Employer Branding
Employer branding positions companies as attractive employers, attracts talent, and retains employees long-term - critical in addressing skills shortages.
What is Employer Branding?
Employer Branding refers to all measures a company takes to position itself as an attractive employer and deliberately build and maintain its reputation as an employer. The goal is to attract suitable professionals, encourage them to apply, and retain existing employees in the long term. Simply put, Employer Branding applies the principles of marketing to the job market: instead of targeting customers, the company is competing for talent.
The term has gained significant importance in recent years, particularly due to the shortage of skilled workers. In many industries today, it is no longer just applicants searching for companies, but companies actively seeking suitable employees. A strong employer brand increasingly determines success in recruitment.
Internal and External Employer Branding
Employer Branding targets two directions that work together:
- External Employer Branding: Targets potential applicants. The goal is to be perceived as an attractive employer and attract qualified candidates.
- Internal Employer Branding: Targets the existing workforce. The goal is to keep employees satisfied, motivated, and committed to the company in the long term.
Both aspects are interconnected: satisfied employees are the most credible ambassadors to the outside world, while a positive external image also strengthens the sense of unity within the company.
The Employer Value Proposition (EVP)
At the heart of Employer Branding lies the Employer Value Proposition (EVP), or the employer promise. It answers the question: Why should someone choose to work for this company and not another? The EVP is the counterpart to the USP (Unique Selling Proposition) from traditional marketing, except that it targets employees and applicants rather than customers. A strong EVP is unique, credible, and relevant to the target group, and it encompasses much more than just salary—such as company culture, development opportunities, the meaningfulness of the work, or flexibility.
The Digital Dimension: Employer Branding in Online Marketing
Today, a large part of Employer Branding takes place online, as almost all applicants research a potential employer on the internet before applying. The most important digital channels and tools include:
- Career Website: The company’s own careers page is the central, fully controllable channel (Owned Media). Here, the company presents itself, showcases job openings, and communicates its culture.
- Social Media: Platforms like LinkedIn, Instagram, or TikTok provide authentic insights into daily work life and enable direct contact with potential applicants.
- Employer Review Platforms: Portals such as Kununu or Glassdoor, where current and former employees rate their employer. These reviews are a form of user-generated content and strongly influence perception.
- Content and Storytelling: Behind-the-scenes insights, employee stories, and real testimonials make the employer brand tangible and credible.

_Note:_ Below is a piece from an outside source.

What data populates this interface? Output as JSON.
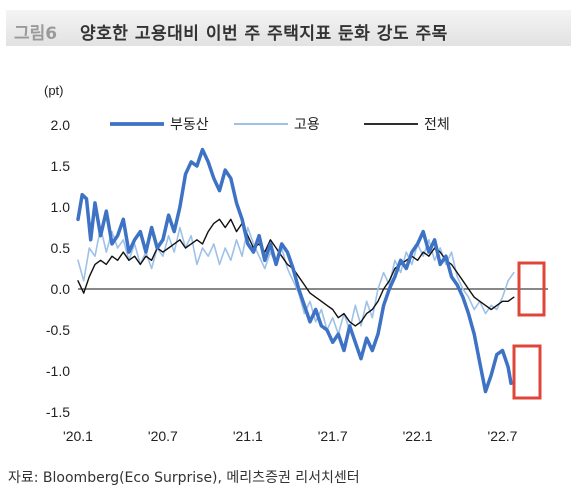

- Employees as Ambassadors (Employee Advocacy): When employees voluntarily speak positively about their employer, it comes across as particularly authentic—similar to a personal recommendation.
Authenticity is Key
A crucial factor that determines success or failure: Employer Branding must be authentic and reflect reality. A polished external image that does not match the actual day-to-day work is quickly exposed, for example, through honest reviews on platforms or by disappointed new employees who leave the company quickly. This damages the employer brand more than not engaging in Employer Branding at all. Credibility is only achieved when the external image aligns with the internal reality.
How to Measure Success?
- Quality and Quantity of Applications: Are more and better-suited applications being received?
- Time-to-Hire: How quickly can open positions be filled?
- Employee Retention: What is the turnover rate, and how effective is retention?
- Reviews and Reputation: How are ratings on employer review platforms developing?
- Reach and Engagement: How well are the content and messages resonating on social networks?
Conclusion
Employer Branding is the deliberate creation and cultivation of an employer brand with the goal of attracting suitable talent and retaining existing employees. It applies the logic of marketing to the job market and is becoming increasingly important due to the shortage of skilled workers. At its core is the Employer Value Proposition, the unique employer promise that functions like a USP for applicants. A large part of Employer Branding now takes place online—through the company’s career website, social media, review platforms, and authentic storytelling. The key to success is credibility: only when the external image aligns with the lived reality does a strong and sustainable employer brand emerge.